Par Ronan Boscher à Manchester
On a passé le Boxing Day avec les bookmakers

C’est un monde exclusivement masculin qui s’est retrouvé sans trop se connaître dans un bureau de paris du centre de Manchester. Si le Boxing Day est jour de sport, il est aussi jour de jeu, autour du foot, de canassons et même de lévriers.

L’Angleterre digère sa dinde. Une manchette du Mirror rappelle même qu’un père Noël ivre a été attrapé en train de manger des dindes vivantes. Le Sun fait de son côté une page sur Hugo Lloris – « Je suis juste un geek » – en blouse blanche et lunettes de savant fou. Après une journée morte comme le 25 décembre, la vie reprend bien ses droits, même en ce jour férié. À Manchester, la foule inonde les boutiques et dépense les livres grattées sous le sapin ou dans une grande chaussette. Les bookmakers aussi ont levé le rideau. Aujourd’hui, plus qu’un autre jour encore, c’est jour de courses, et jour de match. Chez BetFred, en face du principal centre commercial du centre-ville, une petite trentaine de personnes arpentent les moquettes et sièges club rouges du tripot légal. Au centre, une armée d’écrans plats dignes d’une salle de marché. Les haut-parleurs sont réglés à fond sur Turf TV, alors qu’aux extrémités les LCD diffusent la chaîne info continue de Sky Sports qui ne montre aucune image de match, que celle de ses commentateurs, entourés de bandeaux déroulants à la Bloomberg, des chiffres partout.

« Evans putain, Evans quoi ! »

Gordon, au sonotone pourtant bien branché, tend l’oreille pour écouter les haut-parleurs de la pièce. Au moins 70 ans, il déchante sur un fauteuil en cuir : « Je viens de perdre l’argent de ma première petite fille. Voilà. » Vingt livres balancées sur la 5e à Kempton Park. « T’as vu Long Run, là, tu l’as vu ? Au dernier moment, bam il passe devant ! » rumine-t-il. Mais Gordon n’est pas en reste. Il a une autre petite fille et quelques économies spéciales pour le Boxing Day. « Pas pour le foot hein, il n’y a pas assez de matchs. Les courses, c’est mieux » , prévient-il. Gordon enregistre un deuxième gadin, sans préciser le montant, sur la 6e à Wetherby. « Y en a que pour les favoris aujourd’hui, je rentre. » Rideau pour Gordon qui ne croise pas l’éclair Lester, la cinquantaine.
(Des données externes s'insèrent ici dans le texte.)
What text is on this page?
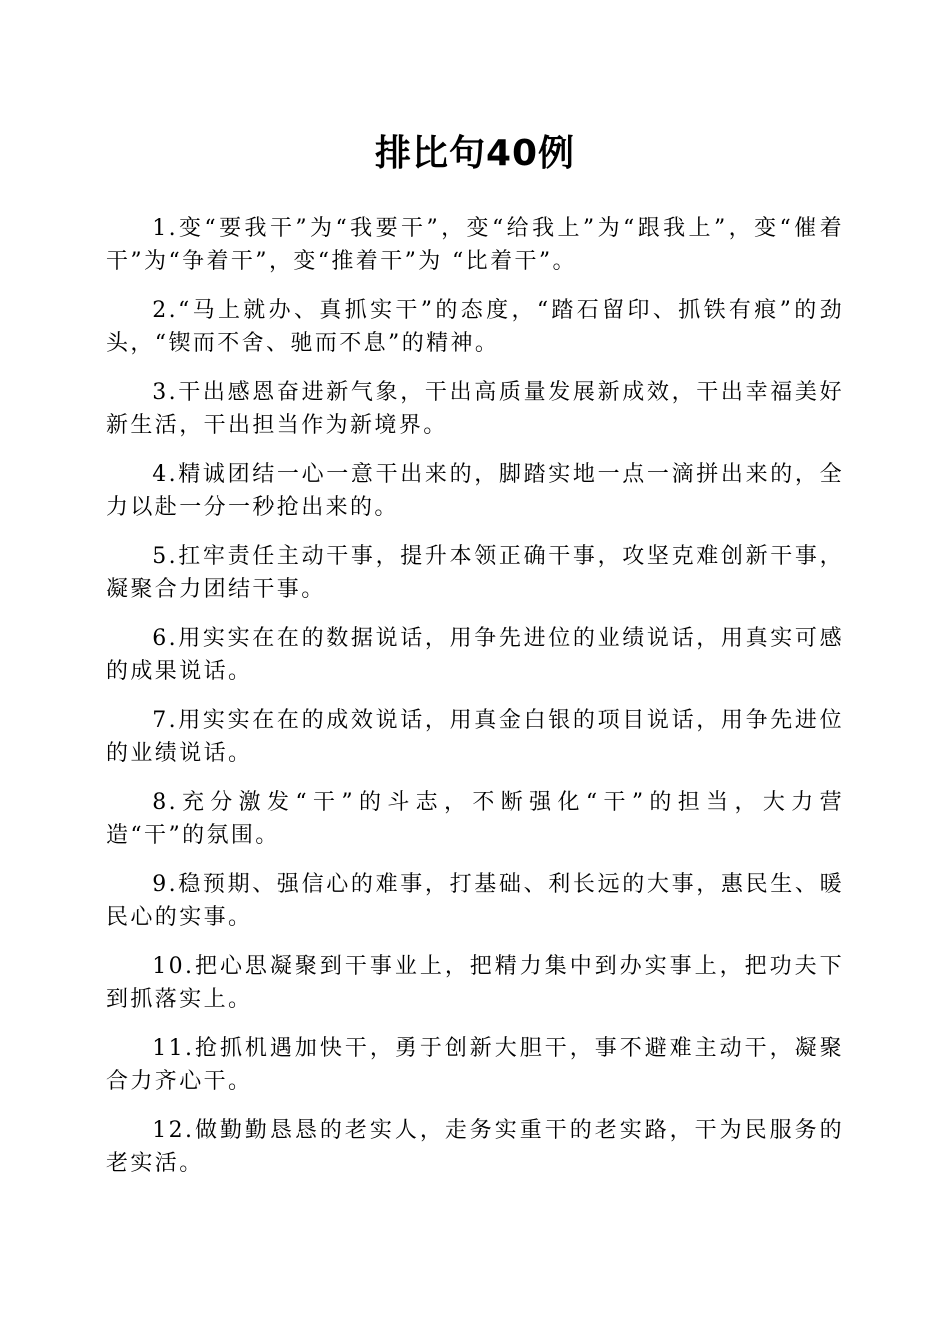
排比句40例

1.变“要我干”为“我要干”，变“给我上”为“跟我上”，变“催着干”为“争着干”，变“推着干”为 “比着干”。

2.“马上就办、真抓实干”的态度，“踏石留印、抓铁有痕”的劲头，“锲而不舍、驰而不息”的精神。

3.干出感恩奋进新气象，干出高质量发展新成效，干出幸福美好新生活，干出担当作为新境界。

4.精诚团结一心一意干出来的，脚踏实地一点一滴拼出来的，全力以赴一分一秒抢出来的。

5.扛牢责任主动干事，提升本领正确干事，攻坚克难创新干事，凝聚合力团结干事。

6.用实实在在的数据说话，用争先进位的业绩说话，用真实可感的成果说话。

7.用实实在在的成效说话，用真金白银的项目说话，用争先进位的业绩说话。

8.充分激发“干”的斗志，不断强化“干”的担当，大力营造“干”的氛围。

9.稳预期、强信心的难事，打基础、利长远的大事，惠民生、暖民心的实事。

10.把心思凝聚到干事业上，把精力集中到办实事上，把功夫下到抓落实上。

11.抢抓机遇加快干，勇于创新大胆干，事不避难主动干，凝聚合力齐心干。

12.做勤勤恳恳的老实人，走务实重干的老实路，干为民服务的老实活。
Boum ! 200 livres misées sur la victoire de… Barnsley contre Birmingham. « Je parie à chaque Boxing Day, pour Barnsley » , explique-t-il avant de repartir. Les discussions vont bon train dans la salle. D’un côté, on lance les duplex sur Turf TV, en direct des courses de lévriers de Newcastle. De l’autre, Newcastle toujours. Les Magpies sont en train de battre Man United à Old Trafford. « Franchement, qui aurait tenté Evans en double buteur, avec un csc ? C’est n’importe quoi. Moi, j’avais mis 15 livres sur Van Persie en premier buteur du match, pas de risques, un truc normal quoi… Evans putain, Evans quoi ! » se désole Greg, une casquette Mars a moitié vissée sur le crâne. Quelques Chinois regardent méticuleusement tous les écrans, les tableaux, prêts à dégainer le stylo bic sur les bulletins de paris. Ils ne prêtent pas une once d’attention à l’annonce de la nouvelle défaite de QPR. Non loin des comptoirs, Steve, « conseiller commercial par téléphone, les mecs relous qui t’appellent tout le temps » , a le rire gras, pas pour vanner QPR : « Je me suis planté de bulletin, j’ai parié sur les chiens à Newcastle alors que je voulais miser victoire de Reading contre Swansea. Et mon chien a gagné. T’y crois, ça ? »

« Green contre son camp, ça aussi ça se tentait ! »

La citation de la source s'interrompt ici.